Por um feminismo combativo e de classe

Os níveis de impunidade tornam-se tão altos porque, além da justiça ser machista, também é classista. Ao contrário das mulheres da burguesia — que podem pagar advogados, detectives, deputados, juízes — as mulheres da classe trabalhadora aprenderam que só com a luta organizada podem alcançar uma migalha de justiça. É por isso que a ocupação da CNDH iluminou o caminho de muitas mulheres, face à necessidade urgente que toca milhares de nós, e a lamentável inacção de outros sectores de luta que abandonaram a mobilização, porque se recusam a agir. Milhões de mulheres oprimidas estão dispostas a lutar, estamos convencidas de que outra vida é possível e estamos preparadas para participar.

Na Libres y Combativas insistimos que a nossa força está nas ruas, que precisamos de retomar a iniciativa de mobilização, reivindicando métodos de luta da classe trabalhadora, levantando um programa de luta eficaz para esses milhões de oprimidas, que permita a sua integração e que faça com que elas se sintam parte desta luta e não o contrário. Um movimento combativo, democrático, unificado a nível nacional e que atinja reivindicações concretas dá não só confiança, esperança e um exemplo do que pode ser feito, mas coloca-nos também numa situação mais favorável para continuar até vencermos e destruirmos o capitalismo patriarcal.
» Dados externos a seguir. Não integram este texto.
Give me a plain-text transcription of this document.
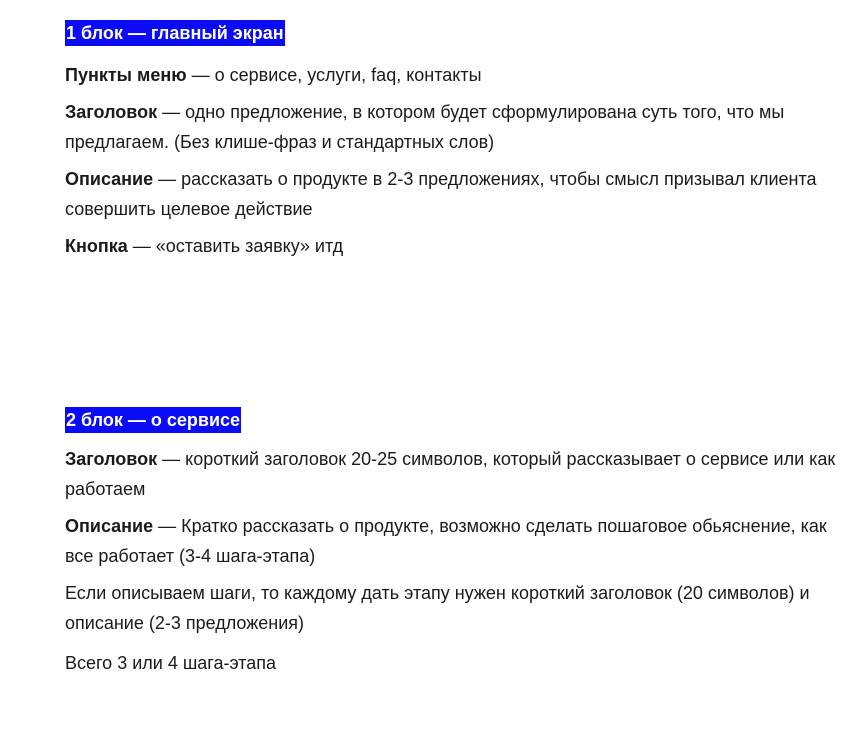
1 блок — главный экран

Пункты меню — о сервисе, услуги, faq, контакты

Заголовок — одно предложение, в котором будет сформулирована суть того, что мы предлагаем. (Без клише-фраз и стандартных слов)

Описание — рассказать о продукте в 2-3 предложениях, чтобы смысл призывал клиента совершить целевое действие

Кнопка — «оставить заявку» итд

2 блок — о сервисе

Заголовок — короткий заголовок 20-25 символов, который рассказывает о сервисе или как работаем

Описание — Кратко рассказать о продукте, возможно сделать пошаговое обьяснение, как все работает (3-4 шага-этапа)

Если описываем шаги, то каждому дать этапу нужен короткий заголовок (20 символов) и описание (2-3 предложения)

Всего 3 или 4 шага-этапа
Apelamos à organização permanente do movimento com os métodos mais combativos e democráticos. Apelamos à criação de espaços de assembleia para debate para nos formarmos nas ideias e métodos do feminismo revolucionário, anti-capitalista e de classe. Retomemos o legado de gigantes revolucionárias como Alexandra Kollontai, Rosa Luxemburgo, Clara Zetkin, Krupskaya, Flora Tristan, Inessa Armand. Ouvimos o que as mães de vítimas, como Norma Andrade e Irinea Buendía, nos ensinam no nosso tempo — para citar apenas alguns exemplos — de forma a sermos claras sobre os motivos pelos quais lutamos e para onde vamos.

Mulheres pobres, trabalhadoras e jovens tornaram-se protagonistas das lutas actuais, não só contra a violência machista mas também nas outras lutas contra este sistema. Continuaremos a organizar-nos de maneira a formar uma organização política que seja independente da pequena e da grande burguesia e dos seus métodos, que procuram dividir os oprimidos em termos de género e não de classe. A sociedade está dividida, mas entre exploradores e explorados. Apelamos às mulheres da classe trabalhadora, às donas de casa, às funcionárias, às estudantes, etc., a juntar-se às Libres y Combativas e a construir connosco a organização que nos ajuda a destruir o patriarcado por meio da transformação socialista da sociedade. Apenas através da transformação da sociedade nestas linhas podemos alcançar a plena libertação e justiça para todas as vítimas.

Nem mais um femicídio!

Basta de justiça machista e classista!

Nem mais um corte nos programas e na ajuda às mulheres e vítimas!